Veasey’s studio in maidenhead, Berkshire, is unlike any other artist’s garret. Inside a lead-lined room, he places flowers, insects and objects to be photographed. Larger compositions require industrial X-ray machines. One of his most arresting pictures – of a bus – was taken using a device normally employed by American border police to scan vehicles. But the passenger images are, in fact, of only one man’s body.
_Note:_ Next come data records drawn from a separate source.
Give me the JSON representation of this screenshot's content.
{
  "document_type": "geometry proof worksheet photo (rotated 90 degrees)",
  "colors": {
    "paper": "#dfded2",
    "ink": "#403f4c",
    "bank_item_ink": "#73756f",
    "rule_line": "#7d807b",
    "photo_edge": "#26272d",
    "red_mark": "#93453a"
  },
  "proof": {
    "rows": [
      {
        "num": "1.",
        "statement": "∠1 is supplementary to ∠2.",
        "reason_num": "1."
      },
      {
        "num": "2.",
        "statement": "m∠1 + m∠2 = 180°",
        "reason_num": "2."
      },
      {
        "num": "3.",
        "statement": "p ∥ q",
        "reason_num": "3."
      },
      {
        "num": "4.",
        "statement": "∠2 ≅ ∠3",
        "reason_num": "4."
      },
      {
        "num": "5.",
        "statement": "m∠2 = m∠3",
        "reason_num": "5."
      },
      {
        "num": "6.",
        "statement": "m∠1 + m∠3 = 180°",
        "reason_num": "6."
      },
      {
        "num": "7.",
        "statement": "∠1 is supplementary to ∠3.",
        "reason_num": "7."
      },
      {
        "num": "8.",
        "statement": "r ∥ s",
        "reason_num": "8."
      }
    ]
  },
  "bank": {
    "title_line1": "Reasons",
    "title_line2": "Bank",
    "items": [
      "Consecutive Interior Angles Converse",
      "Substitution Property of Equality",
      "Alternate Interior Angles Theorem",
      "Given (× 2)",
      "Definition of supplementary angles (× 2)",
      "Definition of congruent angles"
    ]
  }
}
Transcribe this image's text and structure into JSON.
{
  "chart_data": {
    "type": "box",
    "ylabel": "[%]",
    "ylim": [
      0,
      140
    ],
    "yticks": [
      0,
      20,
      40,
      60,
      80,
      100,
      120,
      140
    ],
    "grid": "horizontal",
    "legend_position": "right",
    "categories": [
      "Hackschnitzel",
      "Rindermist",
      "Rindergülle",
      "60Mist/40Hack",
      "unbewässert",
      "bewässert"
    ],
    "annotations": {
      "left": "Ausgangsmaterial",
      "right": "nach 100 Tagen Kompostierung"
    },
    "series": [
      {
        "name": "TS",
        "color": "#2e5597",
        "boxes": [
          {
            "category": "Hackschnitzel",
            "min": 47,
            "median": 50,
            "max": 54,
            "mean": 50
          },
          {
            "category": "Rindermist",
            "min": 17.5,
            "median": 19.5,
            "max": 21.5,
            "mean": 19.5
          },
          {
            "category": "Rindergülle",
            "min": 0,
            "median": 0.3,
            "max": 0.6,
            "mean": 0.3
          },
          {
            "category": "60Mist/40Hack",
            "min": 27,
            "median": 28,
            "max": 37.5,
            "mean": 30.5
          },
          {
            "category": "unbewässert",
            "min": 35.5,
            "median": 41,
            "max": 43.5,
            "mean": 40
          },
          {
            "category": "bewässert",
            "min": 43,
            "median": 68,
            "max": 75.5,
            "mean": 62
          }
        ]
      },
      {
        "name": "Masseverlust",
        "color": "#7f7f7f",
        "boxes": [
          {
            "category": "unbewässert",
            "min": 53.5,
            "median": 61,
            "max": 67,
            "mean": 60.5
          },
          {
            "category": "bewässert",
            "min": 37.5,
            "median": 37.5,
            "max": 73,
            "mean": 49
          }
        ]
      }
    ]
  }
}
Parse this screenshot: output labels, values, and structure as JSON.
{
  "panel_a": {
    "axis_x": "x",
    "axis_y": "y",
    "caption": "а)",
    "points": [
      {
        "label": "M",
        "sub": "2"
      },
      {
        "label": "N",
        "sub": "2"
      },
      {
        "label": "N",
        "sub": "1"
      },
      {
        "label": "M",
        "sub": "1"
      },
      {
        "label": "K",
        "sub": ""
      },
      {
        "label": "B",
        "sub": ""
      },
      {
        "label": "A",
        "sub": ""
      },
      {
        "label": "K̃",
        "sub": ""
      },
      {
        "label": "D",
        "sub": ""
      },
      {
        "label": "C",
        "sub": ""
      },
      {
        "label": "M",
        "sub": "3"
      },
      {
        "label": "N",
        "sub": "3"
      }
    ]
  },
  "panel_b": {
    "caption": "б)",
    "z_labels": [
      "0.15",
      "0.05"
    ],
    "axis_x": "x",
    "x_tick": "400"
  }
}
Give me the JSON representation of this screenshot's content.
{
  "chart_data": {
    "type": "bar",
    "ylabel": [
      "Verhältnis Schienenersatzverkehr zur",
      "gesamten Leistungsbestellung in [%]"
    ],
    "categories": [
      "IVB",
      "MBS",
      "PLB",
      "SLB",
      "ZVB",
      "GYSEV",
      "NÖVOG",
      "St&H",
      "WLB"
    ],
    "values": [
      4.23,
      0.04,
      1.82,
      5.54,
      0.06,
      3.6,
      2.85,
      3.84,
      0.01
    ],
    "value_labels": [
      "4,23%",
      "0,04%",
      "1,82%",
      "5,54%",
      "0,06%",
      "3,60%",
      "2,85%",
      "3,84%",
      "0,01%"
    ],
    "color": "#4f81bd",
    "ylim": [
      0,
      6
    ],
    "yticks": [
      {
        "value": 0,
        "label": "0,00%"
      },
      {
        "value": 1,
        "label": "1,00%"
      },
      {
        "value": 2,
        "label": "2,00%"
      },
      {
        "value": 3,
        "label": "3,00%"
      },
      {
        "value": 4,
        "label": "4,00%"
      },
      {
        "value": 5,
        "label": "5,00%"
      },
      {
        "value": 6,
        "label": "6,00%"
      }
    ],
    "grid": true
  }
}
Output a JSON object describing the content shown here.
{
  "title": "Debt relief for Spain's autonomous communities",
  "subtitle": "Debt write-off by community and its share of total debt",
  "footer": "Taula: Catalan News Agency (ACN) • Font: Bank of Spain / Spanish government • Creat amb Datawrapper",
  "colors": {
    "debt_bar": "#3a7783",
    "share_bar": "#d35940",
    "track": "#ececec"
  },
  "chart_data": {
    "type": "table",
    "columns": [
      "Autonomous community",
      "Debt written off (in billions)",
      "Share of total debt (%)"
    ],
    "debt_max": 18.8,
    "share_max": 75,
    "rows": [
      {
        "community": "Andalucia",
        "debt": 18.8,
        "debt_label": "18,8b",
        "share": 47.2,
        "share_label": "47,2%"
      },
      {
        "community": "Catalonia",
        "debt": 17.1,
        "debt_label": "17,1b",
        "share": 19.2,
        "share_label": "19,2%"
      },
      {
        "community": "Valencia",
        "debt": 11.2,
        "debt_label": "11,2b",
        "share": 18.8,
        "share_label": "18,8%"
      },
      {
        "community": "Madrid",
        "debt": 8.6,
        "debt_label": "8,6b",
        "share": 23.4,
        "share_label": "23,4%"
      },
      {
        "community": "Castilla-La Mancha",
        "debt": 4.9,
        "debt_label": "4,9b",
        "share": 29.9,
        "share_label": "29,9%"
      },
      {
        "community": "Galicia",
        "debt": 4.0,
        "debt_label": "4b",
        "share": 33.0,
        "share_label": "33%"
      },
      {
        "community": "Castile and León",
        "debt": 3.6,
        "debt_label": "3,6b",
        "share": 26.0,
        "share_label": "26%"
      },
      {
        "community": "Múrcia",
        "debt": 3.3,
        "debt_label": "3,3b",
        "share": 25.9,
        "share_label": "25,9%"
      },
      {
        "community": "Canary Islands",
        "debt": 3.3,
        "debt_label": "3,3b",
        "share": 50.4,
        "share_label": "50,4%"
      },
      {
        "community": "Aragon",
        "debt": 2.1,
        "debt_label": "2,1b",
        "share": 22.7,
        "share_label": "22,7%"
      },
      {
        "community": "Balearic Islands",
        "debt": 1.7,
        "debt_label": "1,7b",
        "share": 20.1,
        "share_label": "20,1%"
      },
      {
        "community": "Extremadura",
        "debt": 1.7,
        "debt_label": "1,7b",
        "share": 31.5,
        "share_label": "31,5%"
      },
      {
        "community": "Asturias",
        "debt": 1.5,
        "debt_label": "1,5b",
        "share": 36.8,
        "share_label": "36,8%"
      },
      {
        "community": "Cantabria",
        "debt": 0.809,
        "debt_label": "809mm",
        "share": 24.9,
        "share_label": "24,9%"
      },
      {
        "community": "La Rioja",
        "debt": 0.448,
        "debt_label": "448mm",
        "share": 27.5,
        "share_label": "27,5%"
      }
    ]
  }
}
He X-rayed a single corpse – lent by an undertaker – before scanning the image into his computer and creating multiple images in a variety of poses. He then positioned these inside the image of the bus.
Since their discovery in 1895 by the German physicist Wilhelm Conrad Rontgen, X-rays have revolutionised medicine. Rontgen discovered that waves produced by sending a electric charge through a radioactive source could penetrate objects and reproduce the outline of the denser material hidden below the surface onto film. Veasey uses the same principle to capture the hidden outline of bone, metal or plastic.

Delicate subjects such as flowers and insects require a more sensitive machine, capable of revealing the translucent quality of wings and petals, and the tiny structures within them. The film is turned into a digital file, which Veasey manipulates to create his final picture. Each image can cost tens of thousands of pounds to produce. Veasey, 47, a London born former advertising photographer who hit on the idea of using X-rays while photographing props for a television show, says his work serves to question our obsession with celebrity, image and beauty. “I like to challenge the automatic way in which we react to external physical appearance by highlighting the often surprising inner beauty of things,” he said. His use of the X-ray equipment deployed at airports, official buildings and even schools as a means of tackling crime and terrorism is a reminder that for 21st century man, personal privacy is fast disappearing, In art, as in life, there is no longer any hidden place.